Quick Takes: FBI Probe of Letters on College Cheerleaders, Yale Backs Down on Stage Weapon Ban, U. of Kentucky Adds Domestic Partner Benefits, Furor Over Column on Duke Case, Data on R

April 25, 2007
  • The Federal Bureau of Investigation is seeking public help in identifying who may have been sending threatening letters -- some of them containing dangerous levels of insecticide -- to television networks and to some university athletic departments, complaining about television coverage of college cheerleaders, and alleging that squads with long-sleeved outfits receive more air time than other squads. An initial batch of letters was sent in 2004, with postmarks from Portland, Ore. Additional letters were sent in November 2006 and February 2007, from Seattle and Chicago.
  • A week after a Yale University administrator barred stage weapons -- real or fake -- from undergraduate student theater productions in response to the Virginia Tech shootings, the university has backed off that policy. Weapons will be permitted on a case-by-case basis with the approval of the dean of students' office. When a gun, sword or dagger is used on stage, the audience will be notified in advance. "As an institution that has always valued free speech, we wanted to uphold the principles that we have always adhered to," a Yale statement said. Students involved in several university productions had complained that the policy amounted to a censorship of the arts and was an inappropriate response to the Virginia Tech violence.
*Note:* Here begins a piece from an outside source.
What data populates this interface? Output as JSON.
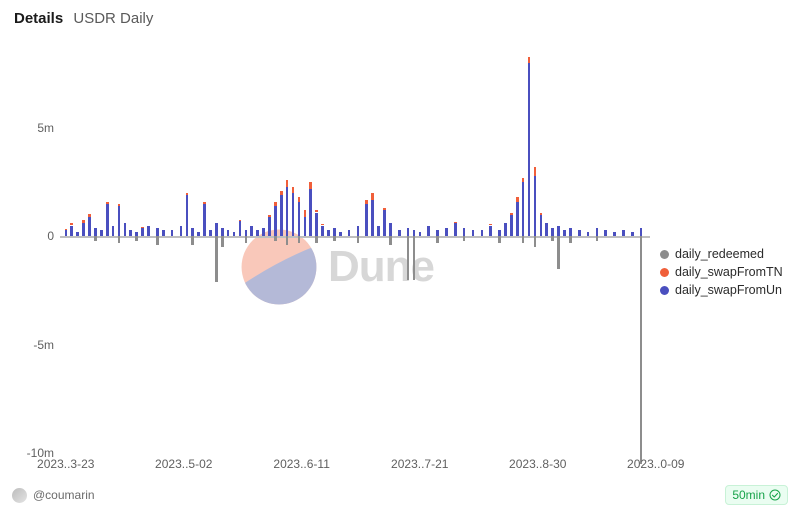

  • The University of Kentucky Board of Trustees on Tuesday approved a major expansion of faculty benefits, including domestic partner benefits. While domestic partner benefits have become increasingly common among leading colleges and universities, public institutions in states that on the socially conservative side of the spectrum have lagged in offering the benefits. The University of Kentucky announcement noted that the benefits are offered by a majority of the universities the institution uses for benchmarking. The University of Louisville last year became the first university in Kentucky to offer the benefits, which became a recruiting issue with some of the researchers Louisville wanted to attract.
  • The chancellor of North Carolina Central University has criticized a column in the institution's student paper, apparently advocating violence as a response to the dropping of all charges in the case in which three Duke University lacrosse players were accused of raping a student at North Carolina Central, the Associated Press reported. According to the AP, the column was briefly removed from the newspaper's Web site, although it is now back, with a note saying that the opinions expressed are solely those of the writer. The column, in Campus Echo, is called "Death to all rapists," and says "The ‘facts’ of the case should not matter to us because even if we are unsure of sexual assault, these supremacists have admitted to sexually, racially and politically denigrating these women.... History has shown us that the (in)justice system cannot and will not address these issues because it is built upon them. So upon whose shoulders should the responsibility of retributive correction fall? White people still murder us with impunity.... White people still rape us and get away with it. The only deterrent to these legally, socially and economically validated supremacist actions is the fear of physical retribution.... The time to fight, whether intellectually, artistically or physically, has always been now."
  • The National Science Foundation has released revised projections on various categories of research and development spending, showing increases above the rate of inflation.
  • The heads of Israel's universities issued a statement yesterday saying that the semester may need to be called off because of a student strike that has been going on for two weeks, Haaretz reported. Students are opposed to planned tuition increases.